Teknik anlamdaki kuvvetin yanında hoşuma giden bir detayı daha paylaşmak istiyorum. Artık görev esnasında müzik çalıyor. Bahsettiğim radyo müziği değil. Oyun için bestelenen, göreve uygun müzikler çalıyor. Konsepte inanılmaz yakışan bu müzikler, bir soygun görevi öncesinde sizi anında havaya sokuyor. Seri adına olması gereken bir gelişme sonunda GTA 5’te gerçekleşmiş. 
Müzik demişken radyo kanallarının da taş gibi yerinde durduğunu söylemeliyim. Sayıları artmış ve müzik çeşitliliği de inanılmaz iyi. Yani aslında bir sürpriz yok, her şey olması gerektiği gibi, GTA kalitesinde.

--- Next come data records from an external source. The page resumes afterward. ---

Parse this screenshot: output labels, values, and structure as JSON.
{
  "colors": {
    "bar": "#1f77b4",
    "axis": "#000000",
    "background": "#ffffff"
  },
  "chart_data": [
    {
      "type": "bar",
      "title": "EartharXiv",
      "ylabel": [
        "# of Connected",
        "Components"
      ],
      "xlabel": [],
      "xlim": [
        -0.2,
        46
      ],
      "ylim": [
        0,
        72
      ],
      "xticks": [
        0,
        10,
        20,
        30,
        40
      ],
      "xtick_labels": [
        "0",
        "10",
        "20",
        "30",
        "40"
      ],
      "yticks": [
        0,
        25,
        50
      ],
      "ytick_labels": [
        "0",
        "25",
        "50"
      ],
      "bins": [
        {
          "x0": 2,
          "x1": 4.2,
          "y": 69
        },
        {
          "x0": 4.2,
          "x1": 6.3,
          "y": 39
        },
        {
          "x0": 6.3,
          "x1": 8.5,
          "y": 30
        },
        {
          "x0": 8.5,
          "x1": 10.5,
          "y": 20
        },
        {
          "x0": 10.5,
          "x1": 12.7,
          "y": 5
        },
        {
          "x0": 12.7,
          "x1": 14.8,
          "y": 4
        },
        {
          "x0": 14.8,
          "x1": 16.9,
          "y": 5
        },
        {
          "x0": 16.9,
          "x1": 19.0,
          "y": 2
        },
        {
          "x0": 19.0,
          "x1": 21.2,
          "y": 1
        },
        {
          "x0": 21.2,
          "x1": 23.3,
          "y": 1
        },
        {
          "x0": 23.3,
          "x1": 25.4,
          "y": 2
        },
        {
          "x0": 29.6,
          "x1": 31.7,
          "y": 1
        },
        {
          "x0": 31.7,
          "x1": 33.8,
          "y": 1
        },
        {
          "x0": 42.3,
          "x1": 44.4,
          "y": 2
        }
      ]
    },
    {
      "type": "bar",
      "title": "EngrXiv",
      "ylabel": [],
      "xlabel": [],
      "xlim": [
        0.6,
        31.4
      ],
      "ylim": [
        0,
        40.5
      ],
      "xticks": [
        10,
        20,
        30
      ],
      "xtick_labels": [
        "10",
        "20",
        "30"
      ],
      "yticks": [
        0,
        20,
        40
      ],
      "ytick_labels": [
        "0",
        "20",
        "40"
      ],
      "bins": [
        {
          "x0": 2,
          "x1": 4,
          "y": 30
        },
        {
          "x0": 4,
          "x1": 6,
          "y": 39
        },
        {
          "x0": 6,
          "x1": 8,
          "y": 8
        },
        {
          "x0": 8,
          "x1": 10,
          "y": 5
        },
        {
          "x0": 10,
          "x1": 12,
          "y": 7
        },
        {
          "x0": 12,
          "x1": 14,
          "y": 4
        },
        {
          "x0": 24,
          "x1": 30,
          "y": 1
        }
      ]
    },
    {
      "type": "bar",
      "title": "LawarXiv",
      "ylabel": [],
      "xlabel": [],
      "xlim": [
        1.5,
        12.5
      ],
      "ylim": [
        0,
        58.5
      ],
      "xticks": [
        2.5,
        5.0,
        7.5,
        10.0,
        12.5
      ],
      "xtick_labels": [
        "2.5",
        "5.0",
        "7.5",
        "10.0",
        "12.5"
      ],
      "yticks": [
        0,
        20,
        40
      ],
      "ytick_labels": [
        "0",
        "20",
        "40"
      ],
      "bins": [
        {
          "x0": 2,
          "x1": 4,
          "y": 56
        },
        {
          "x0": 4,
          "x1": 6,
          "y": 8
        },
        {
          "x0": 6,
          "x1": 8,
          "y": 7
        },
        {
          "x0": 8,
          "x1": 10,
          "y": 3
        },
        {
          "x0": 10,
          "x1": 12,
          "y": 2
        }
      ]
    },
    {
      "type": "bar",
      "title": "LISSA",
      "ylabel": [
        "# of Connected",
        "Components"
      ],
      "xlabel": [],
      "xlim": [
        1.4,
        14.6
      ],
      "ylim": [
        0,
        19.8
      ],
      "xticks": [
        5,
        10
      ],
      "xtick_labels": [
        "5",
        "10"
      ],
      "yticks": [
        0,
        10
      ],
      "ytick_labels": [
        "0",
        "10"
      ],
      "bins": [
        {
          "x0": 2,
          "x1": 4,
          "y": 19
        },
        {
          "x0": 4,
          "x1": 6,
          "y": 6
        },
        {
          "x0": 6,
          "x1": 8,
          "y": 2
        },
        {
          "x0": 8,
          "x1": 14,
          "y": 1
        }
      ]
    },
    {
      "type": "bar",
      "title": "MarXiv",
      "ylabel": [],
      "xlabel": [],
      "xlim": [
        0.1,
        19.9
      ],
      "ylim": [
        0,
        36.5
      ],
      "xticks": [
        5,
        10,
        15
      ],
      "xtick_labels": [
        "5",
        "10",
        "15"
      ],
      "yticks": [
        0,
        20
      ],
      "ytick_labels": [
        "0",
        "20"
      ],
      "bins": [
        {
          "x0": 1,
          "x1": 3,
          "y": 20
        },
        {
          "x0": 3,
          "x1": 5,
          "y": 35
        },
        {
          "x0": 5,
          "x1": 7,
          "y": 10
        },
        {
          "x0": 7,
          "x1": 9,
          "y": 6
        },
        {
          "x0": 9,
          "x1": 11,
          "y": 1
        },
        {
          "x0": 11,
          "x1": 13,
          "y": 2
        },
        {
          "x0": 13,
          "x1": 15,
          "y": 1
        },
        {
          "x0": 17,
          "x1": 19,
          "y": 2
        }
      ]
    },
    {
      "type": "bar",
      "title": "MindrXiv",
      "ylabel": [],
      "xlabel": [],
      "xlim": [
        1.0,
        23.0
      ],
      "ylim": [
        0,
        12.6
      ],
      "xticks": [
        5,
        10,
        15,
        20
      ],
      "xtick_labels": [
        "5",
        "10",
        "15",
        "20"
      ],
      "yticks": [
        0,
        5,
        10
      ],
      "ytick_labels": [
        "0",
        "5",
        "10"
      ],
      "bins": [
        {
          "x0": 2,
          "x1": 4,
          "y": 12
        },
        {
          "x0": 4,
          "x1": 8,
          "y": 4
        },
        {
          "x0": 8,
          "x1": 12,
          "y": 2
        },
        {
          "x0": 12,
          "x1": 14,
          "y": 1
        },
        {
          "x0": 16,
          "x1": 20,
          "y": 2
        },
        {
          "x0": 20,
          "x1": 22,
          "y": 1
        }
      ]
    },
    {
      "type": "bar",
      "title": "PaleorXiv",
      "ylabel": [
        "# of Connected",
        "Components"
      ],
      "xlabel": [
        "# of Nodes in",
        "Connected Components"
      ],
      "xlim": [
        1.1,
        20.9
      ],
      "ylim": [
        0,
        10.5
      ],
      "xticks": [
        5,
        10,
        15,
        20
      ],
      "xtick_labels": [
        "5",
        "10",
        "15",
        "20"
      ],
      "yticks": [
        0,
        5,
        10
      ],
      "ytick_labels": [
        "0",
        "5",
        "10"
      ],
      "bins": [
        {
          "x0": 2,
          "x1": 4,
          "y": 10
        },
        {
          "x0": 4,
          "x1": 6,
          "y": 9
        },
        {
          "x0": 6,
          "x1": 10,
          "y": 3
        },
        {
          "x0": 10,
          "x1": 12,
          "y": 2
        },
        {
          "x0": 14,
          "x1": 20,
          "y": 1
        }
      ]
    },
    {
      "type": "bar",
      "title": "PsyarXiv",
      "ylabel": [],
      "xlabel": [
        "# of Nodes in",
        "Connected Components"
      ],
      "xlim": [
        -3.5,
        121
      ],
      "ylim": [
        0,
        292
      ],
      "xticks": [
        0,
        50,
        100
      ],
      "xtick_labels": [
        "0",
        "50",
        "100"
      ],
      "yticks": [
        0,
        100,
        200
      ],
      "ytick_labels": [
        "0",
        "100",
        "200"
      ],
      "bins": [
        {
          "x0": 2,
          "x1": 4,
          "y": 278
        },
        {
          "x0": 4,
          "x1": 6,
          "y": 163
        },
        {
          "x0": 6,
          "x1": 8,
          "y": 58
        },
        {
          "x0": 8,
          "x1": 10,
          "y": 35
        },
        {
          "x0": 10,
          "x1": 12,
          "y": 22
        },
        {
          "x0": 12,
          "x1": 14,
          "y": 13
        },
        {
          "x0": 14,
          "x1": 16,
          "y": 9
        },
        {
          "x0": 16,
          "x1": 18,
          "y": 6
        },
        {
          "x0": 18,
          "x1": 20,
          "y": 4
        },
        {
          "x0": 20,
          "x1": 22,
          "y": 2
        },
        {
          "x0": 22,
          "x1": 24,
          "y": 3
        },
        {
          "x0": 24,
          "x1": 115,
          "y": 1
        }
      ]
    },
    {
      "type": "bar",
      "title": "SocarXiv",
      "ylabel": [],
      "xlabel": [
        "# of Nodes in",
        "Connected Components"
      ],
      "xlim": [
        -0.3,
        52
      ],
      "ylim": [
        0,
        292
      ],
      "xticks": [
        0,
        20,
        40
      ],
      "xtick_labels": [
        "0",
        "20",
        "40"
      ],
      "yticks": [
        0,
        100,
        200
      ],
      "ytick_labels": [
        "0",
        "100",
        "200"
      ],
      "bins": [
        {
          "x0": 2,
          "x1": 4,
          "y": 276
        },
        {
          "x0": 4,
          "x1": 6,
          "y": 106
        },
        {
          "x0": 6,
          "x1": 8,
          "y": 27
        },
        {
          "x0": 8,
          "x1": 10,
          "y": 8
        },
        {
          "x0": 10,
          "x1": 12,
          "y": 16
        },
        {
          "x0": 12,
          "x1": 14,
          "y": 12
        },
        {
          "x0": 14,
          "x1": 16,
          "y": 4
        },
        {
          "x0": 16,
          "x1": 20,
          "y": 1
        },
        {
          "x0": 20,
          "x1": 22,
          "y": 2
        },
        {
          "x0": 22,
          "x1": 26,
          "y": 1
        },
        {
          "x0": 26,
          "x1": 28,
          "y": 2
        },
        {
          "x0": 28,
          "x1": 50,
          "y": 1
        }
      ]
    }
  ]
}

GTA 5’in üst düzey bir yapım olduğu şüphe götürmez bir gerçek. (Her ne kadar bizim ofiste aksini düşünenler olsa da.:)) Ancak bazı konularda beni üzdüğünü yazı içerisinde hissetmişsinizdir. Özellikle GTA 4 ile beraber gelen görev kalitesindeki bu bir adımlık geriye gidiş ve tempo kaybı beni GTA 5 adına en çok üzen durum oldu. Fakat açık dünya oyunu olarak ele alındığında ‘manyaklık’ derecesindeki detaylılığıyla GTA 5 gibi bir oyun, kaçırılmaması gereken nadide bir çiçeğe dönüşüyor. Michael, Trevor, Franklin bahane, GTA 5 şahane sevgili okurlar. Oyun dünyasında az rastlanır bu yapımı denemeden es geçmeyin, bir oyuncunun ucundan da olsa muhakkak oynaması gereken bu yapımı kaçırmayın.